Emails are the foundation of modern business communication. Therefore, it is essential to ensure the authenticity and integrity of email communications. However, since email is a distributed system, there is unfortunately no native guarantee of message authenticity and integrity.
DKIM is an email standard created precisely to address these limitations.
How exactly does it work?
DKIM works by adding a digital signature to your emails. The recipient can verify this signature to ensure that:
- The email was actually sent by you
- The email content (including attachments) was not altered during delivery
In many ways, DKIM is the digital equivalent of the old wax-sealed letters. In the past, the recipient recognized authenticity by the mark on the seal. With DKIM, this verification is done through a public cryptographic key published in the sender’s DNS (Domain Name System).
Thus, it is possible to confirm whether the email was actually signed by the stated author. Likewise, the integrity of the signature ensures that the message content and its attachments have not undergone any modification since they were signed.
Benefits of implementing the DKIM protocol
The implementation of DKIM offers a series of advantages for an organization:
- The sender’s identity can be verified by the recipient
- Prevents modification of email content (including attachments) during the delivery process
- Improves email delivery rate to customers.
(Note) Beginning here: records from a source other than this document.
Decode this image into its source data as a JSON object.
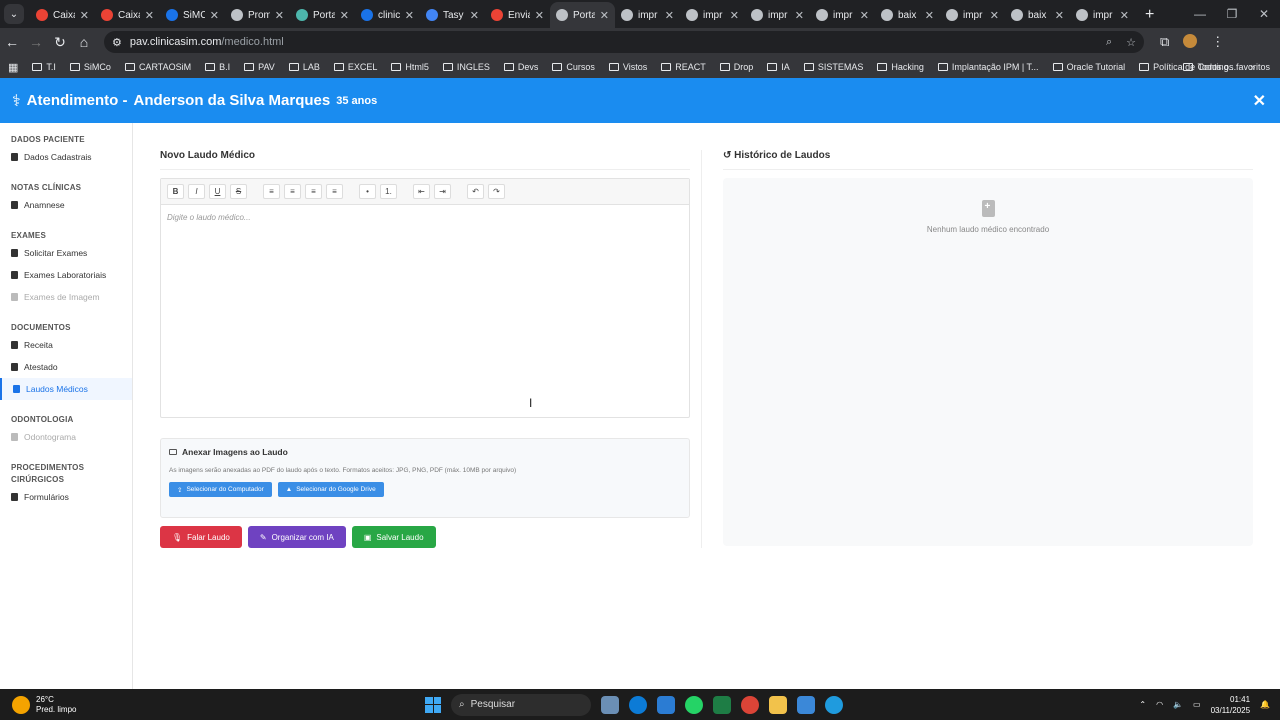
{
  "browser": {
    "tabs": [
      {
        "title": "Caixa",
        "icon": "gmail-icon",
        "color": "#ea4335"
      },
      {
        "title": "Caixa",
        "icon": "gmail-icon",
        "color": "#ea4335"
      },
      {
        "title": "SiMC",
        "icon": "doc-icon",
        "color": "#1a73e8"
      },
      {
        "title": "Prom",
        "icon": "globe-icon",
        "color": "#bdc1c6"
      },
      {
        "title": "Porta",
        "icon": "tag-icon",
        "color": "#4db6ac"
      },
      {
        "title": "clinic",
        "icon": "check-icon",
        "color": "#1a73e8"
      },
      {
        "title": "Tasy",
        "icon": "tasy-icon",
        "color": "#4285f4"
      },
      {
        "title": "Envia",
        "icon": "gmail-icon",
        "color": "#ea4335"
      },
      {
        "title": "Porta",
        "icon": "globe-icon",
        "color": "#bdc1c6"
      },
      {
        "title": "impr",
        "icon": "globe-icon",
        "color": "#bdc1c6"
      },
      {
        "title": "impr",
        "icon": "globe-icon",
        "color": "#bdc1c6"
      },
      {
        "title": "impr",
        "icon": "globe-icon",
        "color": "#bdc1c6"
      },
      {
        "title": "impr",
        "icon": "globe-icon",
        "color": "#bdc1c6"
      },
      {
        "title": "baix",
        "icon": "globe-icon",
        "color": "#bdc1c6"
      },
      {
        "title": "impr",
        "icon": "globe-icon",
        "color": "#bdc1c6"
      },
      {
        "title": "baix",
        "icon": "globe-icon",
        "color": "#bdc1c6"
      },
      {
        "title": "impr",
        "icon": "globe-icon",
        "color": "#bdc1c6"
      }
    ],
    "url_host": "pav.clinicasim.com",
    "url_path": "/medico.html",
    "bookmarks": [
      "T.I",
      "SiMCo",
      "CARTAOSiM",
      "B.I",
      "PAV",
      "LAB",
      "EXCEL",
      "Html5",
      "INGLES",
      "Devs",
      "Cursos",
      "Vistos",
      "REACT",
      "Drop",
      "IA",
      "SISTEMAS",
      "Hacking",
      "Implantação IPM | T...",
      "Oracle Tutorial",
      "Política de Conting..."
    ],
    "bookmarks_all": "Todos os favoritos"
  },
  "header": {
    "title": "Atendimento -",
    "patient": "Anderson da Silva Marques",
    "age": "35 anos"
  },
  "sidebar": {
    "sections": [
      {
        "label": "DADOS PACIENTE",
        "items": [
          {
            "label": "Dados Cadastrais",
            "state": "normal"
          }
        ]
      },
      {
        "label": "NOTAS CLÍNICAS",
        "items": [
          {
            "label": "Anamnese",
            "state": "normal"
          }
        ]
      },
      {
        "label": "EXAMES",
        "items": [
          {
            "label": "Solicitar Exames",
            "state": "normal"
          },
          {
            "label": "Exames Laboratoriais",
            "state": "normal"
          },
          {
            "label": "Exames de Imagem",
            "state": "disabled"
          }
        ]
      },
      {
        "label": "DOCUMENTOS",
        "items": [
          {
            "label": "Receita",
            "state": "normal"
          },
          {
            "label": "Atestado",
            "state": "normal"
          },
          {
            "label": "Laudos Médicos",
            "state": "active"
          }
        ]
      },
      {
        "label": "ODONTOLOGIA",
        "items": [
          {
            "label": "Odontograma",
            "state": "disabled"
          }
        ]
      },
      {
        "label": "PROCEDIMENTOS CIRÚRGICOS",
        "items": [
          {
            "label": "Formulários",
            "state": "normal"
          }
        ]
      }
    ]
  },
  "editor": {
    "title": "Novo Laudo Médico",
    "placeholder": "Digite o laudo médico...",
    "toolbar": [
      {
        "glyph": "B",
        "icon": "bold-icon"
      },
      {
        "glyph": "I",
        "icon": "italic-icon"
      },
      {
        "glyph": "U",
        "icon": "underline-icon"
      },
      {
        "glyph": "S",
        "icon": "strikethrough-icon"
      },
      {
        "glyph": "≡",
        "icon": "align-left-icon"
      },
      {
        "glyph": "≡",
        "icon": "align-center-icon"
      },
      {
        "glyph": "≡",
        "icon": "align-right-icon"
      },
      {
        "glyph": "≡",
        "icon": "align-justify-icon"
      },
      {
        "glyph": "•",
        "icon": "bullet-list-icon"
      },
      {
        "glyph": "1.",
        "icon": "numbered-list-icon"
      },
      {
        "glyph": "⇤",
        "icon": "outdent-icon"
      },
      {
        "glyph": "⇥",
        "icon": "indent-icon"
      },
      {
        "glyph": "↶",
        "icon": "undo-icon"
      },
      {
        "glyph": "↷",
        "icon": "redo-icon"
      }
    ]
  },
  "attach": {
    "title": "Anexar Imagens ao Laudo",
    "description": "As imagens serão anexadas ao PDF do laudo após o texto. Formatos aceitos: JPG, PNG, PDF (máx. 10MB por arquivo)",
    "btn_computer": "Selecionar do Computador",
    "btn_drive": "Selecionar do Google Drive"
  },
  "actions": {
    "speak": "Falar Laudo",
    "organize": "Organizar com IA",
    "save": "Salvar Laudo"
  },
  "history": {
    "title": "Histórico de Laudos",
    "empty": "Nenhum laudo médico encontrado"
  },
  "taskbar": {
    "temp": "26°C",
    "weather": "Pred. limpo",
    "search": "Pesquisar",
    "time": "01:41",
    "date": "03/11/2025"
  }
}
Messages signed with DKIM are less likely to be directed to the SPAM folder
A DKIM protocol alone cannot prevent email spoofing
In an ideal scenario, all emails would be signed with DKIM. In that case, it would be easy to configure a secure email server: it would simply be a matter of ignoring all messages that could not be verified by DKIM. This would completely solve the problem of email spoofing.
Unfortunately, this is not the reality. In practice, more than half of legitimate corporate emails do not have third-party DKIM signatures, which prevents verifying whether they were actually sent by the claimed author.
When a server receives an unauthenticated email, it cannot simply ignore it. The receiving party does not know whether your organization uses DKIM or not. It was precisely to solve this problem that the DMARC standard was developed.
Organizations that use DMARC allow receiving servers to make more assertive decisions against unauthorized emails.
The authenticity of an email
DKIM is a more robust authentication method than SPF (Sender Policy Framework), as it remains valid in most email forwarding scenarios and ensures that nothing in the message was altered during sending.
As the business owner, you do not need to take any technical action regarding DKIM. The configuration is handled by the email administrator, while the signing and validation are performed by the sending and receiving servers.
Authentication method
DKIM, on its own, is not an anti-spam technology, but it provides a solid authentication foundation upon which reputation services can be built.
These services, in turn, can be used by spam filters to further improve email security.